Les Juifs
Les Juifs war ein Ort im Westen Frankreichs, in dem der französische König Hugo Capet am 24. Oktober 996 starb. Die heute verschwundene Siedlung lag in der Nähe von Prasville zwischen Chartres (26 km) und Orléans (53 km) und gehörte zum Besitz der Abtei Saint-Martin de Tours, deren Laienabt Hugo Capet war.
Wissenschaftliche Kontroverse
Der zeitgenössische Chronist Richer von Reims († nach 998) schrieb zum Tod Hugo Capets:
„Hugo rex papulis toto corpore confectus, in oppido Hugonis Iudeis extinctus est.“
„König Hugo starb, am ganzen Körper von Pusteln bedeckt, in Hugos oppidum Judeis.“[1]
Der Begriff Judeis blieb in der Notiz unklar. Georg Heinrich Pertz, der erste Herausgeber der Historiae, interpretierte die Stelle 1839 so, dass Hugo nach schlechter medizinischer Versorgung durch jüdische Ärzte gestorben sei.[2]

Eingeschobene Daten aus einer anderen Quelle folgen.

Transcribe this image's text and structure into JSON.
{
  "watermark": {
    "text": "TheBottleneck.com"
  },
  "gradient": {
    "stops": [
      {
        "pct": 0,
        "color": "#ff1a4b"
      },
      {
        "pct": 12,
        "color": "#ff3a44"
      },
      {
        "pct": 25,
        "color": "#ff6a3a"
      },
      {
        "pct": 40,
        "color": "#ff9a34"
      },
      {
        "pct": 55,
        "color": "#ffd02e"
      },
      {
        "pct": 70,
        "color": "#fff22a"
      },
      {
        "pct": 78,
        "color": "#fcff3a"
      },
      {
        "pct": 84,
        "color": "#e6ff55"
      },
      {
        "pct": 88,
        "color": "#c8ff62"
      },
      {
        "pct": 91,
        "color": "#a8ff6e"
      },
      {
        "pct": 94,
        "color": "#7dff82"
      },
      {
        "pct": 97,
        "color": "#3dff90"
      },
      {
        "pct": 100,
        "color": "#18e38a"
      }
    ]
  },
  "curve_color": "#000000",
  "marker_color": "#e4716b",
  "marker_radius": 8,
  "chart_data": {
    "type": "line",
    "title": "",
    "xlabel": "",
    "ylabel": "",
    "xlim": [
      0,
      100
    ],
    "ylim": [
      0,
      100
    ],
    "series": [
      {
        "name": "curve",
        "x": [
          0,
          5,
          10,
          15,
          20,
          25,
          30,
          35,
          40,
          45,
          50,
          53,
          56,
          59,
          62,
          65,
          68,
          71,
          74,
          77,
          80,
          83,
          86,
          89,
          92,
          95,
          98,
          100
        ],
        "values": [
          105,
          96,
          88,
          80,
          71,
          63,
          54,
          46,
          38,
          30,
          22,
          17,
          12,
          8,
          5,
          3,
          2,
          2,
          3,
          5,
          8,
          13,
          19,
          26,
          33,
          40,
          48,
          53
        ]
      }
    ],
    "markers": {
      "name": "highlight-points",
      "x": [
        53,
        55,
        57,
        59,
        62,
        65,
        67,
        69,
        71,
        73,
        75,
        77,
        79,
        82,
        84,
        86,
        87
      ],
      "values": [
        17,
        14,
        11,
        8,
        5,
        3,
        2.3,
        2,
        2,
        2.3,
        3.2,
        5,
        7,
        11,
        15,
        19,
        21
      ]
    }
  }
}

Diese Lesart hielt sich, bis Bernhard Blumenkranz 1957 den unklaren Begriff topographisch als Les Juifs deutete, eine Villa in Prasville, die bereits aus einer Urkunde Karls des Dicken vom 24. Oktober 886 bekannt war.[3] Gasnault zeigte seine Zugehörigkeit zum Besitz der Abtei Saint-Martin, Jusselin und Bouquéry/Sassier lokalisierten ihn genauer aufgrund von Ausgrabungen aus gallo-römischer Zeit im Südwesten von Prasville und angrenzenden Gebieten der Nachbargemeinden Voves und Viabon.[4] Die Bezeichnung als oppidum deutet darauf hin, dass Les Juifs befestigt war.
Hugo von Fleury († nach 1118) hingegen berichtet, Hugo Capet sei in Melun gestorben,[5] nach Kalckstein starb er (vor dem Hintergrund von Pertz’ Interpretation) in Paris,[6] doch wies bereits Lot darauf hin, dass Richer die Bezeichnung oppidum nur für kleinere Orte benutzte[7] und sicher nicht für die Hauptstadt.
Literatur
- Bernhard Blumenkranz: Où est mort Hugues Capet? In: Bibliothèque de l’École des Chartes 115 (1957), S. 168–171
- Raymond Bouquéry, Philippe Sassier: Recherches sur le lieu où mourut Hugues Capet; in: Bulletin de la société Dunoise 279 (1989), S. 11–40
- Daniel Jalmain: Le site “Les Juifs” à Prasville; in: Bulletin de la Société archéologique de l’Eure-et-Loir, Nr. 11 (1987) S. 26–29.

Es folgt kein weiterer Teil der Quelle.